Even when we know the risks we are running, we may not change our behaviour – smoking, rock-climbing, hang-gliding are good examples. We may even try to defeat measures designed to protect us. If you drive a car faster when wearing a seat belt, or ride a bike recklessly when wearing a helmet, you are indulging in ‘risk compensation’.

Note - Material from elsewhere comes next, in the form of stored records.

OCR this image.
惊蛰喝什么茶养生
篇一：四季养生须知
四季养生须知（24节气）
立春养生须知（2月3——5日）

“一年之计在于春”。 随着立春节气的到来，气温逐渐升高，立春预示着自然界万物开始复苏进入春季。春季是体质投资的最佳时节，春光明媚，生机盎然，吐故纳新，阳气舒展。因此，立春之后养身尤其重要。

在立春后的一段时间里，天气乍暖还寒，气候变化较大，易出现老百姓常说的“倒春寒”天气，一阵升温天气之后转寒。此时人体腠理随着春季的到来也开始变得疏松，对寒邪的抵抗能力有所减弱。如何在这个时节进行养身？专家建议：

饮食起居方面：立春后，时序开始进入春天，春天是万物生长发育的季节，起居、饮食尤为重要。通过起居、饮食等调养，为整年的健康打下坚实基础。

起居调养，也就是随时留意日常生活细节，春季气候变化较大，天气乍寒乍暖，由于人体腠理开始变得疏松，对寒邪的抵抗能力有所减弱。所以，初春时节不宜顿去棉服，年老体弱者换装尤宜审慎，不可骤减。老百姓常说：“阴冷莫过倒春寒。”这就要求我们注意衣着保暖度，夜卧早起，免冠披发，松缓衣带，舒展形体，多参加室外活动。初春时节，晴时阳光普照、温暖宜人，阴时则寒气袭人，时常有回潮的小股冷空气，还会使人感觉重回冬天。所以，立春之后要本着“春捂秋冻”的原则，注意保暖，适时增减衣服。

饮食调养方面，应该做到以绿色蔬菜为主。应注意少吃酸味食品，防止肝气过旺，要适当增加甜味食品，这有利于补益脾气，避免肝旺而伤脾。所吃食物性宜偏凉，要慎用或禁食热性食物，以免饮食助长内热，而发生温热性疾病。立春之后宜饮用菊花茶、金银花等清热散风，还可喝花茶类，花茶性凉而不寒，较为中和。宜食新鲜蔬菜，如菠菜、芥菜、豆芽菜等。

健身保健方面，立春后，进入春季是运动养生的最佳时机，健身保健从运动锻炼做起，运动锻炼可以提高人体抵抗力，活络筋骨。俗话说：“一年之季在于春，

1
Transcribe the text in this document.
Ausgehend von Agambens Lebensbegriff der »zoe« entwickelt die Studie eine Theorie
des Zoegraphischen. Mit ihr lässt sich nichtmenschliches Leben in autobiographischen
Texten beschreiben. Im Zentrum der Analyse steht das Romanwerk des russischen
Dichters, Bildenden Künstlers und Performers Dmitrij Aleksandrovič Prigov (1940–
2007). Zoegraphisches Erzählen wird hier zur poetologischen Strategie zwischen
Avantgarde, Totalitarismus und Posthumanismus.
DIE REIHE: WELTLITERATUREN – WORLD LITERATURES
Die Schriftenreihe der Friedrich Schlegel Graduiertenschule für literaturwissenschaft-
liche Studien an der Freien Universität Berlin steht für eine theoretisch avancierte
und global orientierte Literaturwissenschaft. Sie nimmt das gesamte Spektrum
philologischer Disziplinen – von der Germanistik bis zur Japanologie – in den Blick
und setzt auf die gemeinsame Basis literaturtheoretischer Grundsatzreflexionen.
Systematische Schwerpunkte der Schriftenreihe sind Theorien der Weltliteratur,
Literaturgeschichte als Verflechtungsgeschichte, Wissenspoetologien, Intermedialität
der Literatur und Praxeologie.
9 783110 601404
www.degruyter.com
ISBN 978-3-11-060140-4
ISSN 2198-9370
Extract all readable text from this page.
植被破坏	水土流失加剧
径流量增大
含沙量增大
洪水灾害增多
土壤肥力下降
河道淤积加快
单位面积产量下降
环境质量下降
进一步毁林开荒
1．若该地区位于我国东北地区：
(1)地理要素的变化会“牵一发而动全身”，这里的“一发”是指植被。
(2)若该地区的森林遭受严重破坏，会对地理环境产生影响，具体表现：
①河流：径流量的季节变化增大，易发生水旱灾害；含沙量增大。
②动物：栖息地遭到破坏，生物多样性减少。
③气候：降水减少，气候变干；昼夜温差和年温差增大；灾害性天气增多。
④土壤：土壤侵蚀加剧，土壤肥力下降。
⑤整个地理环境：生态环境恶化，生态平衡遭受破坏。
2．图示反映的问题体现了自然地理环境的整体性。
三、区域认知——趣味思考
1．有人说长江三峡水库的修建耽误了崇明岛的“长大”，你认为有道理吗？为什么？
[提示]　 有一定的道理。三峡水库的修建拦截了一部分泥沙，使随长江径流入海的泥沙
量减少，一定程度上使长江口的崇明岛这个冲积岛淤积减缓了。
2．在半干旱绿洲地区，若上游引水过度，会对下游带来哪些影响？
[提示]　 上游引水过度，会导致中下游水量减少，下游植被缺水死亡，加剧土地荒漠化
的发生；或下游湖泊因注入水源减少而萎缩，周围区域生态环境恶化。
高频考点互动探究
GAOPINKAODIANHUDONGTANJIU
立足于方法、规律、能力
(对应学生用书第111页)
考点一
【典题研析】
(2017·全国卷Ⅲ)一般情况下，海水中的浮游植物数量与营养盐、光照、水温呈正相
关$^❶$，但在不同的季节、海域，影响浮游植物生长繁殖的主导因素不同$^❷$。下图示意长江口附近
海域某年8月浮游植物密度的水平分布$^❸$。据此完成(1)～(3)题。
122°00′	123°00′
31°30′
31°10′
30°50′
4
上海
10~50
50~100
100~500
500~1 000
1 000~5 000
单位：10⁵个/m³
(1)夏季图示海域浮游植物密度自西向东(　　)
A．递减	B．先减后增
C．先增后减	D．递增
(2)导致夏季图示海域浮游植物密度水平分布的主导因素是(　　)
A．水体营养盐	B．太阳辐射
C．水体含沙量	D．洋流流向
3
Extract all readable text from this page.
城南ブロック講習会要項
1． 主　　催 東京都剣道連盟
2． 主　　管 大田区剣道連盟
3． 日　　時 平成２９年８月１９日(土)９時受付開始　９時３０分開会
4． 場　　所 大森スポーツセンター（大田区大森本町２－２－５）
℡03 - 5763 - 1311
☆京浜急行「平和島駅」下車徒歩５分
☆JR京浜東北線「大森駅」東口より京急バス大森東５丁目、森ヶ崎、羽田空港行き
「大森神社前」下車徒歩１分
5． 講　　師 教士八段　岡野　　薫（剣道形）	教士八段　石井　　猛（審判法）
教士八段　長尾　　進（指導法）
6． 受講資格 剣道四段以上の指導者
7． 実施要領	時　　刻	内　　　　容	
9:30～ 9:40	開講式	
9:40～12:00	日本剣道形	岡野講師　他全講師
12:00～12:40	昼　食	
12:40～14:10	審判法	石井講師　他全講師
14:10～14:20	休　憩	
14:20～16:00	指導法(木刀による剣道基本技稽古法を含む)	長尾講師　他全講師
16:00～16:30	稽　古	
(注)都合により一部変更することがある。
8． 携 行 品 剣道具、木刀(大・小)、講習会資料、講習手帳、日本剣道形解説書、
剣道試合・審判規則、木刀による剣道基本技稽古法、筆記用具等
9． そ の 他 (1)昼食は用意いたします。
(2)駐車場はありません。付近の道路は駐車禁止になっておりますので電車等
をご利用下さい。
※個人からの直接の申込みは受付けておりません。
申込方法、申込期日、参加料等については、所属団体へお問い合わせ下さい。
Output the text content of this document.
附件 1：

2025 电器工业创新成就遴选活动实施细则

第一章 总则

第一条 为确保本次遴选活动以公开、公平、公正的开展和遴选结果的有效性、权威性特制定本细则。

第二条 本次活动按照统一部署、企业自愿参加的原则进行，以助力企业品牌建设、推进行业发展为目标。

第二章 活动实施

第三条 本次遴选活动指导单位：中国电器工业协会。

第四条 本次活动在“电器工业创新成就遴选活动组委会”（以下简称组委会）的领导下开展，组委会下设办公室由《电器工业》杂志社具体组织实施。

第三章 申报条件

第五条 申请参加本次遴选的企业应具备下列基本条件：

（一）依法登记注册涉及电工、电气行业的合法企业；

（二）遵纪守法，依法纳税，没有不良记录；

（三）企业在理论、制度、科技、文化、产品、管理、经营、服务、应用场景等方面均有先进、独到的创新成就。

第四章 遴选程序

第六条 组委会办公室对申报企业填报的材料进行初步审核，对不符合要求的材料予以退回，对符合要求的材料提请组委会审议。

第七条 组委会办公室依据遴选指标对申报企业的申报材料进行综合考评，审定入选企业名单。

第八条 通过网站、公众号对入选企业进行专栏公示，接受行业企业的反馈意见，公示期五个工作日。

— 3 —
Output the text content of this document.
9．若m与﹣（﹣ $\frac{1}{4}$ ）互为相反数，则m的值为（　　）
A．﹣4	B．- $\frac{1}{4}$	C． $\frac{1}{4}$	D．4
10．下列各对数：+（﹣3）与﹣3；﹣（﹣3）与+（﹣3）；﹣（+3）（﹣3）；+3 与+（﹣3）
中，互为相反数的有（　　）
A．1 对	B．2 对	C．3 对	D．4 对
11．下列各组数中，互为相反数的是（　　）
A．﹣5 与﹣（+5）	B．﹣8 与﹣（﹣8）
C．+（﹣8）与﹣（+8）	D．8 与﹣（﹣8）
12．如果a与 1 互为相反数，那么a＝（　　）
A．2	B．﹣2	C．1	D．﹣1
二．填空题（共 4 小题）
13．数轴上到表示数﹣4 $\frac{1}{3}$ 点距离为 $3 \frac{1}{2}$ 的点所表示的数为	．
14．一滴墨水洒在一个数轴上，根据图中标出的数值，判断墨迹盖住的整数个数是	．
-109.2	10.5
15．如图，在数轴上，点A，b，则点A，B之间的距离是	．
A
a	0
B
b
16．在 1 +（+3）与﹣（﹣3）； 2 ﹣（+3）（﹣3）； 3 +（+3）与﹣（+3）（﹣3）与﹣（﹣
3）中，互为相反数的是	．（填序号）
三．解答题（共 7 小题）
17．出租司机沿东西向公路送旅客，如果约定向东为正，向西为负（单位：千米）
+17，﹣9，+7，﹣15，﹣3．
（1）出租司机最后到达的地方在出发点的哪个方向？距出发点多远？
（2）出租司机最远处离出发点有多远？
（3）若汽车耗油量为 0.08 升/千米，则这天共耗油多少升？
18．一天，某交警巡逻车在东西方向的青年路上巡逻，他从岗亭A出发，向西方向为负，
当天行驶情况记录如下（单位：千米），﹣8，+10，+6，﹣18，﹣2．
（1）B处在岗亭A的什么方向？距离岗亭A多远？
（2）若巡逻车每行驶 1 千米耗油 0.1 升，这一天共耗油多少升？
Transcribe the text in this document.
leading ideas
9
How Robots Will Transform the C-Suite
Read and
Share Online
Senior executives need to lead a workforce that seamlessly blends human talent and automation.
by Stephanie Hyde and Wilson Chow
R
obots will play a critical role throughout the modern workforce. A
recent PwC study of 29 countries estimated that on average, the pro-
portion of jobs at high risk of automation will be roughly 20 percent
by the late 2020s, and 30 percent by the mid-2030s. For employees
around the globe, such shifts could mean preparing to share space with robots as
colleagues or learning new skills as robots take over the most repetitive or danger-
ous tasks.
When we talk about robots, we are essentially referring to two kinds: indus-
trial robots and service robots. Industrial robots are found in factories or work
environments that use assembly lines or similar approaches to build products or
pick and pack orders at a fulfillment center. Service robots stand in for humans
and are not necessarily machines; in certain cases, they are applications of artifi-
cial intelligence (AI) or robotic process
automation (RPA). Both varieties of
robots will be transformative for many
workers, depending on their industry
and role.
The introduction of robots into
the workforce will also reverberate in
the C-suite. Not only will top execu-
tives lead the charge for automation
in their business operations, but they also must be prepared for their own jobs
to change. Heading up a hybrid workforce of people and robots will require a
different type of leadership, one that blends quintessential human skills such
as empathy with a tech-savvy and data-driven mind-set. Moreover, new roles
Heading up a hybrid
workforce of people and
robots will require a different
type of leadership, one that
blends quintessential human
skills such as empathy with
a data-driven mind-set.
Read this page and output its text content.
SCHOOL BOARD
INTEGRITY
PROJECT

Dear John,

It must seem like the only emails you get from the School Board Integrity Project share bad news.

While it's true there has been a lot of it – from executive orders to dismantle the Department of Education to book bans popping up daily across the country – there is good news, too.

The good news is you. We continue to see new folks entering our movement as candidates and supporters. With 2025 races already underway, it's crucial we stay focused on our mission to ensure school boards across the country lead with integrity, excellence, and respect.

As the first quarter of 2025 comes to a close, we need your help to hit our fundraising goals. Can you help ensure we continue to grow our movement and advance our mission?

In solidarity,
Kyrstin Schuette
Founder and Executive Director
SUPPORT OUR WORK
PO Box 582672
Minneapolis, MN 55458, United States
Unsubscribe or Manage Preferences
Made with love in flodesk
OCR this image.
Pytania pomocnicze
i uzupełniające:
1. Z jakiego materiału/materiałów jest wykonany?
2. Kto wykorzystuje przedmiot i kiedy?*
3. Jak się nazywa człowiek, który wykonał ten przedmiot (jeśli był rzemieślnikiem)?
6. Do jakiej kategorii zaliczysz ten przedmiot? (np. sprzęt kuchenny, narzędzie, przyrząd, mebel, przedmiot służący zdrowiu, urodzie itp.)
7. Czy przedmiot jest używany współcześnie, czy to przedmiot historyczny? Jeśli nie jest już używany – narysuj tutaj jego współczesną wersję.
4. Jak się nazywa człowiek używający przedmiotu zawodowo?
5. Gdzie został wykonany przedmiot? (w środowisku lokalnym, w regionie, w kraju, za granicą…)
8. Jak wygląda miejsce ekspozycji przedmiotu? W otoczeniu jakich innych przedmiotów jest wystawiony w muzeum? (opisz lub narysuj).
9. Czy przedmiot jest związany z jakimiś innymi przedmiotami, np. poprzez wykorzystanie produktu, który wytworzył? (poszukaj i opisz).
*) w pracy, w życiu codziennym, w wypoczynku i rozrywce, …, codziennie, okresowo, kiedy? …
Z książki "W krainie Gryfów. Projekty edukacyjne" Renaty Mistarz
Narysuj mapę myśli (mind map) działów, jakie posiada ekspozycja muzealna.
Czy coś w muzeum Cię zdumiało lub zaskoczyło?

The one thing we must not do about risk is to ignore it. We must understand it – and make judgments. When something does go wrong in this litigious age, someone must be blamed. Accidents aren’t allowed to happen any more, however long the odds. The compensation culture dictates that such-and-such ‘must never happen again’ – like lightening not striking twice, no doubt. Instead we adopt the precautionary principle. Then, voluntary avoidance becomes a legal ban. There is an economic and social price to be paid for this. Just how dangerous would a tunnel past Stonehenge be? Wiltshire Fire Brigade says it is a fire hazard. How dangerous would wind turbines be next to the labs at Porton Down and so close to Boscombe Down airfield? Yet a Defence Minister announced in the Commons this month that development plans for Porton Down will consider the use of wind turbines.

Many policy decisions on issues from vaccines to GM technology, from transport to nuclear power, from genetics to insurance, depend on understanding risk. These issues are the stuff of politics.

Maybe the three “R’s” of schooldays should become four – reading, writing, ‘rithmetic … and risk.